I was interested in bidding for this research and policy advocacy grant because I have been always concerned about ethnic, gender, and regional inequalities in Sri Lanka and have a track record of peer-reviewed academic publications to demonstrate that concern. Besides, I had completed a study for the CARE International (Sri Lanka) in early 2013 on the impact of post-civil war economic growth on women in the former conflict-affected Eastern and Northern Provinces of Sri Lanka and wished to upscale that study.
As the Point Pedro Institute of Development (PPID) does not have the administrative capacity to implement both the research and policy advocacy components of this grant, I approached the Executive Director of the International Centre for Ethnic Studies (ICES) in Colombo, Mario Gomez, to find out whether ICES would like to collaborate with PPID and jointly submit a proposal to the IDRC. The choice of ICES for collaboration was mainly because it has a track record of research and advocacy on discrimination against women and on the cause of gender equality in Sri Lanka, especially until 2006 when it was headed by the former United Nations Special Rapporteur on Violence against Women. Besides, I have worked at the ICES from January 2001 to December 2003 and subsequently collaborated with the ICES on a post-tsunami research study covering the Eastern, Northern, and Southern Provinces funded by the UNICEF (Sri Lanka office) during 2005-2006.

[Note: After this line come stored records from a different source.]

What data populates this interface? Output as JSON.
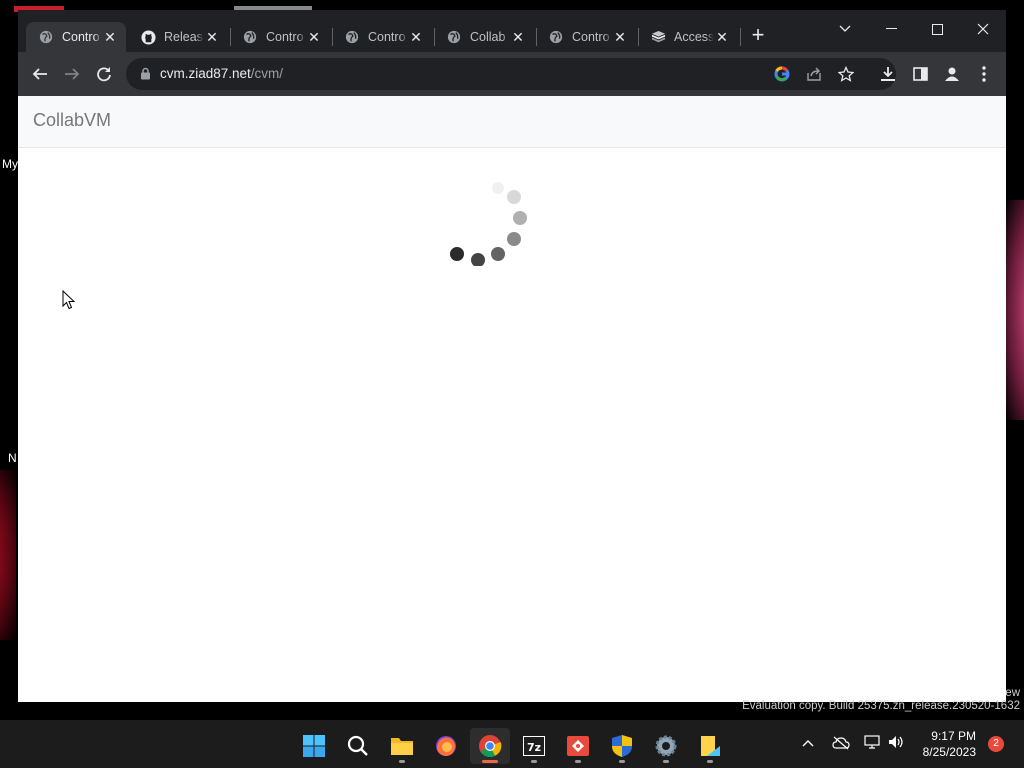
{
  "desktop": {
    "labels": [
      "My",
      "N"
    ]
  },
  "browser": {
    "tabs": [
      {
        "title": "Contro",
        "icon": "globe-icon",
        "active": true
      },
      {
        "title": "Release",
        "icon": "github-icon",
        "active": false
      },
      {
        "title": "Contro",
        "icon": "globe-icon",
        "active": false
      },
      {
        "title": "Contro",
        "icon": "globe-icon",
        "active": false
      },
      {
        "title": "Collab",
        "icon": "globe-icon",
        "active": false
      },
      {
        "title": "Contro",
        "icon": "globe-icon",
        "active": false
      },
      {
        "title": "Access",
        "icon": "stack-icon",
        "active": false
      }
    ],
    "url_host": "cvm.ziad87.net",
    "url_path": "/cvm/"
  },
  "page": {
    "brand": "CollabVM"
  },
  "watermark": {
    "line_top": "ew",
    "line": "Evaluation copy. Build 25375.zn_release.230520-1632"
  },
  "taskbar": {
    "apps": [
      "start-icon",
      "search-icon",
      "file-explorer-icon",
      "firefox-icon",
      "chrome-icon",
      "7zip-icon",
      "git-icon",
      "defender-icon",
      "settings-icon",
      "notepad-icon"
    ],
    "time": "9:17 PM",
    "date": "8/25/2023",
    "notification_count": "2"
  },
  "colors": {
    "accent": "#e8694a",
    "chrome_dark": "#202124",
    "toolbar": "#35363a"
  }
}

The ICES agreed to collaborate with PPID and make a joint submission to the CfP by the GrOW programme of the IDRC. The deadline for the first round of application was late-October 2013. The proposal was prepared by an ICES staff in collaboration with two other temporary staff of the ICES with significant input from me on behalf of the PPID. In this first round of the proposal Chulani Kodikara of the ICES was proposed to be the Principal Investigator (PI) and Muttukrishna Sarvananthan of the PPID was to be the Co-Investigator (CI) and no other personnel were proposed. Our joint proposal was short-listed in January 2014 and ICES-PPID was asked to submit a full proposal (including the budget) by late March 2014. The first round of application was reviewed by three external reviewers appointed by the IDRC and we received the comments by the three external reviewers in order to address the concerns raised by the reviewers in our full proposal.